Wolcik was one of three panelists who came together to talk about the connections between soil vitality, healthy food and hunger at an event organized by Gaining Ground called Hunger Relief from the Ground Up. Gaining Ground board member and systems educator Linda Booth Sweeney moderated.

“Eight-hundred and fifteen million people in this world go to bed hungry every night,” said panelist Danielle Nierenberg, president of Food Tank, an organization spotlighting and supporting sustainable ways of alleviating hunger. Danielle has personally traveled to dozens of countries from sub-Saharan Africa to South America to parts of Asia to visit small farms and talk to farmers.

“We in the United States think we have a lot to teach the world,” she said. “But what I’ve found is that when it comes to farming, we have much to learn from the global community. There are 500 million family farms in existence today, and these farms provide 57 percent of the world’s food production.”

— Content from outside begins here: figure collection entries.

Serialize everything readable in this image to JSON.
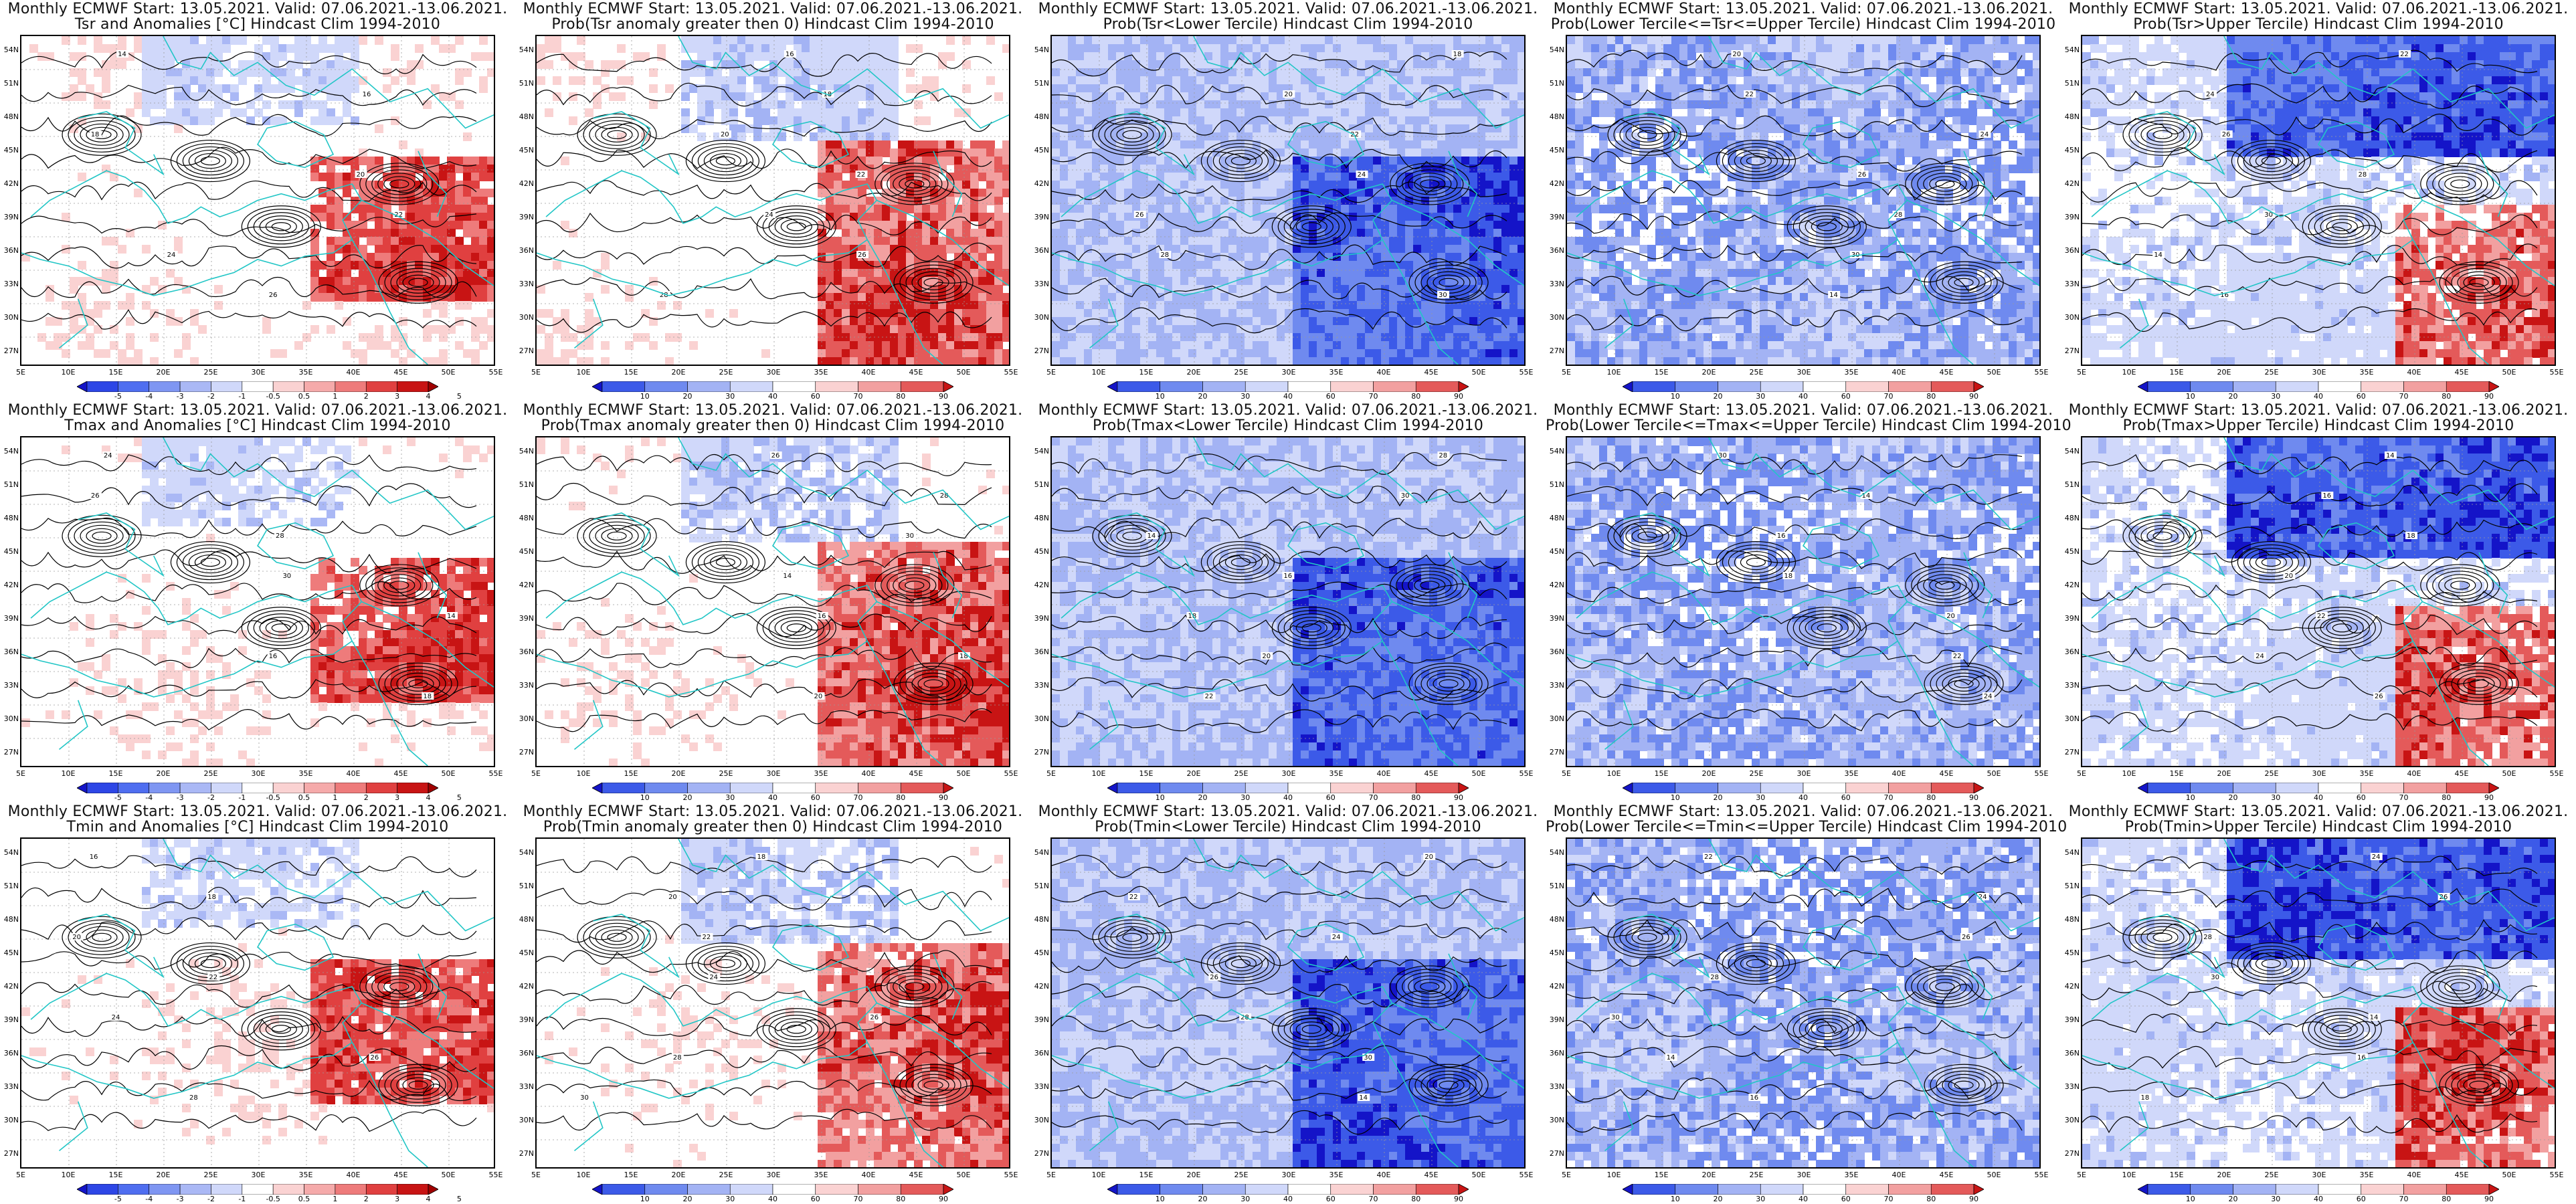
{
  "header_line": "Monthly ECMWF Start: 13.05.2021. Valid: 07.06.2021.-13.06.2021.",
  "lat_labels": [
    "54N",
    "51N",
    "48N",
    "45N",
    "42N",
    "39N",
    "36N",
    "33N",
    "30N",
    "27N"
  ],
  "lon_labels": [
    "5E",
    "10E",
    "15E",
    "20E",
    "25E",
    "30E",
    "35E",
    "40E",
    "45E",
    "50E",
    "55E"
  ],
  "colorbars": {
    "anomaly": {
      "ticks": [
        "-5",
        "-4",
        "-3",
        "-2",
        "-1",
        "-0.5",
        "0.5",
        "1",
        "2",
        "3",
        "4",
        "5"
      ],
      "colors": [
        "#1414c8",
        "#2d46e6",
        "#4f6ef0",
        "#7f96f2",
        "#aab8f5",
        "#d0d8fa",
        "#ffffff",
        "#fad2d2",
        "#f5aaaa",
        "#ee7b7b",
        "#e04040",
        "#c81414",
        "#a00000"
      ]
    },
    "probability": {
      "ticks": [
        "10",
        "20",
        "30",
        "40",
        "60",
        "70",
        "80",
        "90"
      ],
      "colors": [
        "#1414c8",
        "#3c5ae8",
        "#6f8aef",
        "#a3b3f4",
        "#d0d8fa",
        "#ffffff",
        "#fad2d2",
        "#f2a0a0",
        "#e45a5a",
        "#c81414"
      ]
    }
  },
  "panels": [
    {
      "subtitle": "Tsr and Anomalies [°C] Hindcast Clim 1994-2010",
      "type": "anomaly",
      "cbar": "anomaly"
    },
    {
      "subtitle": "Prob(Tsr anomaly greater then 0) Hindcast Clim 1994-2010",
      "type": "above0",
      "cbar": "probability"
    },
    {
      "subtitle": "Prob(Tsr<Lower Tercile) Hindcast Clim 1994-2010",
      "type": "lower",
      "cbar": "probability"
    },
    {
      "subtitle": "Prob(Lower Tercile<=Tsr<=Upper Tercile) Hindcast Clim 1994-2010",
      "type": "middle",
      "cbar": "probability"
    },
    {
      "subtitle": "Prob(Tsr>Upper Tercile) Hindcast Clim 1994-2010",
      "type": "upper",
      "cbar": "probability"
    },
    {
      "subtitle": "Tmax and Anomalies [°C] Hindcast Clim 1994-2010",
      "type": "anomaly",
      "cbar": "anomaly"
    },
    {
      "subtitle": "Prob(Tmax anomaly greater then 0) Hindcast Clim 1994-2010",
      "type": "above0",
      "cbar": "probability"
    },
    {
      "subtitle": "Prob(Tmax<Lower Tercile) Hindcast Clim 1994-2010",
      "type": "lower",
      "cbar": "probability"
    },
    {
      "subtitle": "Prob(Lower Tercile<=Tmax<=Upper Tercile) Hindcast Clim 1994-2010",
      "type": "middle",
      "cbar": "probability"
    },
    {
      "subtitle": "Prob(Tmax>Upper Tercile) Hindcast Clim 1994-2010",
      "type": "upper",
      "cbar": "probability"
    },
    {
      "subtitle": "Tmin and Anomalies [°C] Hindcast Clim 1994-2010",
      "type": "anomaly",
      "cbar": "anomaly"
    },
    {
      "subtitle": "Prob(Tmin anomaly greater then 0) Hindcast Clim 1994-2010",
      "type": "above0",
      "cbar": "probability"
    },
    {
      "subtitle": "Prob(Tmin<Lower Tercile) Hindcast Clim 1994-2010",
      "type": "lower",
      "cbar": "probability"
    },
    {
      "subtitle": "Prob(Lower Tercile<=Tmin<=Upper Tercile) Hindcast Clim 1994-2010",
      "type": "middle",
      "cbar": "probability"
    },
    {
      "subtitle": "Prob(Tmin>Upper Tercile) Hindcast Clim 1994-2010",
      "type": "upper",
      "cbar": "probability"
    }
  ],
  "contour_labels": [
    "14",
    "16",
    "18",
    "20",
    "22",
    "24",
    "26",
    "28",
    "30"
  ],
  "colors": {
    "coastline": "#22c6c6",
    "contour": "#000000",
    "frame": "#000000"
  }
}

A critic of today’s large-scale industrial farming, Danielle tends to emphasize the positive. “Stories of success and hope” are her organization’s trademark. But Danielle believes agriculture is at a critical moment, balanced between the need to feed the world’s growing population and the damaging effects on the environment of conventional farming methods.

The answer for her lies in policy change at the highest levels of government, but she sees that change as resulting from efforts in places like Concord. Audience member Pamela Goar, a former president of Gaining Ground’s board, said many of the students at Concord-Carlisle High School are interested in environmental sciences.

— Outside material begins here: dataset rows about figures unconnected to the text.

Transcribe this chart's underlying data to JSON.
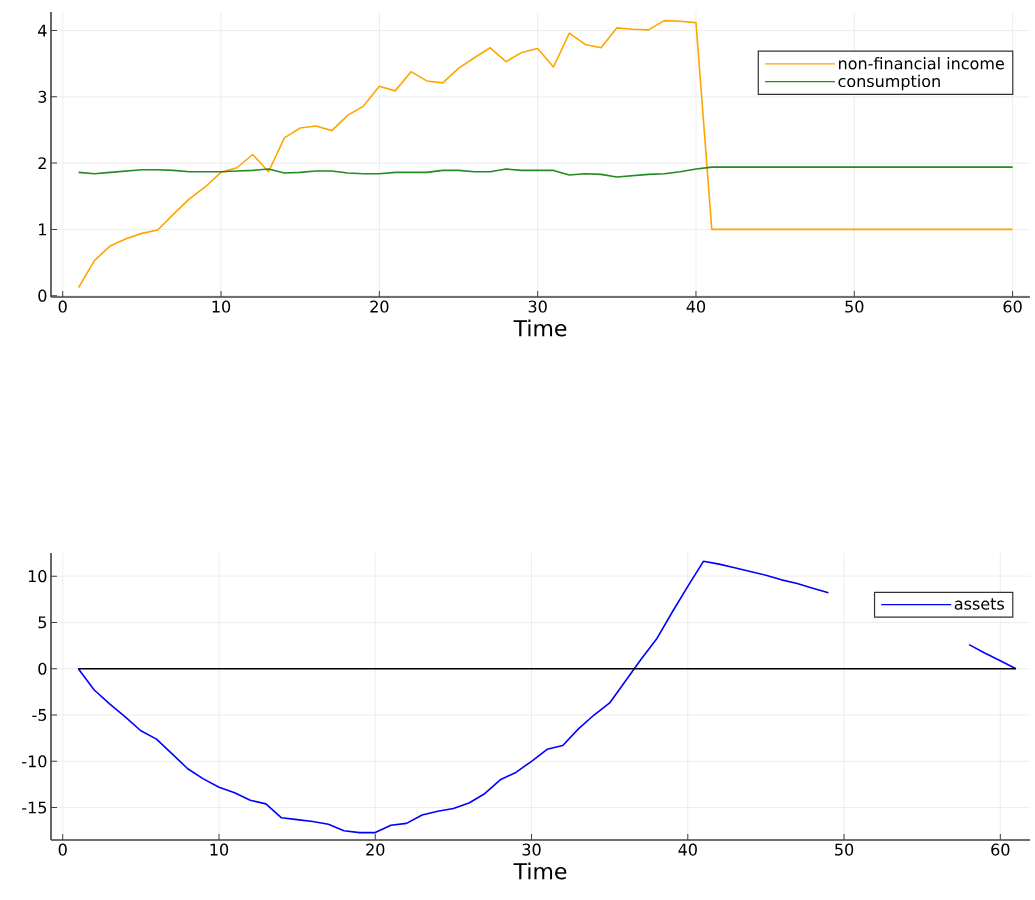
{
  "chart_data": [
    {
      "type": "line",
      "xlabel": "Time",
      "x": [
        1,
        2,
        3,
        4,
        5,
        6,
        7,
        8,
        9,
        10,
        11,
        12,
        13,
        14,
        15,
        16,
        17,
        18,
        19,
        20,
        21,
        22,
        23,
        24,
        25,
        26,
        27,
        28,
        29,
        30,
        31,
        32,
        33,
        34,
        35,
        36,
        37,
        38,
        39,
        40,
        41,
        42,
        43,
        44,
        45,
        46,
        47,
        48,
        49,
        50,
        51,
        52,
        53,
        54,
        55,
        56,
        57,
        58,
        59,
        60
      ],
      "series": [
        {
          "name": "non-financial income",
          "color": "#ffa500",
          "values": [
            0.12,
            0.53,
            0.75,
            0.86,
            0.94,
            0.99,
            1.23,
            1.46,
            1.64,
            1.86,
            1.93,
            2.13,
            1.87,
            2.38,
            2.53,
            2.56,
            2.49,
            2.72,
            2.86,
            3.16,
            3.09,
            3.38,
            3.24,
            3.21,
            3.43,
            3.59,
            3.74,
            3.53,
            3.67,
            3.73,
            3.45,
            3.96,
            3.79,
            3.74,
            4.04,
            4.02,
            4.01,
            4.15,
            4.14,
            4.12,
            1.0,
            1.0,
            1.0,
            1.0,
            1.0,
            1.0,
            1.0,
            1.0,
            1.0,
            1.0,
            1.0,
            1.0,
            1.0,
            1.0,
            1.0,
            1.0,
            1.0,
            1.0,
            1.0,
            1.0
          ]
        },
        {
          "name": "consumption",
          "color": "#228b22",
          "values": [
            1.86,
            1.84,
            1.86,
            1.88,
            1.9,
            1.9,
            1.89,
            1.87,
            1.87,
            1.87,
            1.88,
            1.89,
            1.91,
            1.85,
            1.86,
            1.88,
            1.88,
            1.85,
            1.84,
            1.84,
            1.86,
            1.86,
            1.86,
            1.89,
            1.89,
            1.87,
            1.87,
            1.91,
            1.89,
            1.89,
            1.89,
            1.82,
            1.84,
            1.83,
            1.79,
            1.81,
            1.83,
            1.84,
            1.87,
            1.91,
            1.94,
            1.94,
            1.94,
            1.94,
            1.94,
            1.94,
            1.94,
            1.94,
            1.94,
            1.94,
            1.94,
            1.94,
            1.94,
            1.94,
            1.94,
            1.94,
            1.94,
            1.94,
            1.94,
            1.94
          ]
        }
      ],
      "xlim": [
        -0.74,
        61.1
      ],
      "ylim": [
        -0.02,
        4.28
      ],
      "xticks": [
        0,
        10,
        20,
        30,
        40,
        50,
        60
      ],
      "yticks": [
        0,
        1,
        2,
        3,
        4
      ],
      "grid": true,
      "legend": "top right"
    },
    {
      "type": "line",
      "xlabel": "Time",
      "x": [
        1,
        2,
        3,
        4,
        5,
        6,
        7,
        8,
        9,
        10,
        11,
        12,
        13,
        14,
        15,
        16,
        17,
        18,
        19,
        20,
        21,
        22,
        23,
        24,
        25,
        26,
        27,
        28,
        29,
        30,
        31,
        32,
        33,
        34,
        35,
        36,
        37,
        38,
        39,
        40,
        41,
        42,
        43,
        44,
        45,
        46,
        47,
        48,
        49,
        50,
        51,
        52,
        53,
        54,
        55,
        56,
        57,
        58,
        59,
        60,
        61
      ],
      "series": [
        {
          "name": "assets",
          "color": "#0000ff",
          "values": [
            0,
            -2.27,
            -3.8,
            -5.2,
            -6.7,
            -7.6,
            -9.2,
            -10.8,
            -11.9,
            -12.8,
            -13.4,
            -14.2,
            -14.6,
            -16.1,
            -16.3,
            -16.5,
            -16.8,
            -17.5,
            -17.7,
            -17.7,
            -16.9,
            -16.7,
            -15.8,
            -15.4,
            -15.1,
            -14.5,
            -13.5,
            -12.0,
            -11.2,
            -10.0,
            -8.7,
            -8.3,
            -6.5,
            -5.0,
            -3.7,
            -1.35,
            1.0,
            3.2,
            6.1,
            8.9,
            11.6,
            11.3,
            10.9,
            10.5,
            10.1,
            9.6,
            9.2,
            8.7,
            8.2,
            null,
            null,
            null,
            null,
            null,
            null,
            null,
            null,
            2.6,
            1.7,
            0.86,
            0
          ]
        }
      ],
      "ref_lines": [
        {
          "axis": "y",
          "value": 0,
          "color": "#000000"
        }
      ],
      "xlim": [
        -0.75,
        61.9
      ],
      "ylim": [
        -18.5,
        12.5
      ],
      "xticks": [
        0,
        10,
        20,
        30,
        40,
        50,
        60
      ],
      "yticks": [
        -15,
        -10,
        -5,
        0,
        5,
        10
      ],
      "grid": true,
      "legend": "top right"
    }
  ]
}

“At the high school, everything is recycled,” she said. “They even wash the plates.”

Panelist Dr. Kathryn Brodowski, who described herself as “a doctor and a farmer,” shared why a physician like herself would be on the staff at The Greater Boston Food Bank. There’s a new recognition of the connections between good food, especially fresh food, and the long-term health of people who depend on food assistance.

“Whether it’s dental health or mental health, access to good, fresh produce makes a difference,” she said.

Kathryn cited new connections between The Greater Boston Food Bank and institutions like Boston Medical Center and the community health centers throughout the region.

“We are encouraging them to test patients for food insecurity, and directing them to available resources,” she said.

One audience member asked about the scale problem with small farms like Gaining Ground. A labor-intensive operation with volunteers helping to raise its crops, can a small farm like Gaining Ground ever be scaled up to meet the world’s food needs?

Doug suggested thinking of the question in different terms. To feed our communities, he asked, “Do we want one 100-acre farm or 100 one-acre farms?”

Audience member Kannan Thiruvengadam, director of a farm in East Boston called Eastie Farm, could answer that one. Three years ago, a small group of local people got permission from the city to farm a vacant lot in their community. Today, the farm that rose out of that unloved space helps to feed the local populace, bringing together community volunteers to help, and giving much of what it grows to the East Boston Soup Kitchen.

“Doug Wolcik has achieved soil health at Gaining Ground, and as an urban farmer, I am inspired by that, and hope to learn from him in the coming seasons. I also appreciate Danielle Nierenberg’s comments identifying deeper social ills, of which the shocking prevalence of hunger in the United States is a consequence. We all need to fight these ills—from the ground up.”

Like Gaining Ground, which gives all of its produce to food banks and food pantries with the help of its volunteers, Eastie Farm represents one of those stories of hope and success that Danielle Nierenberg believes will change the world.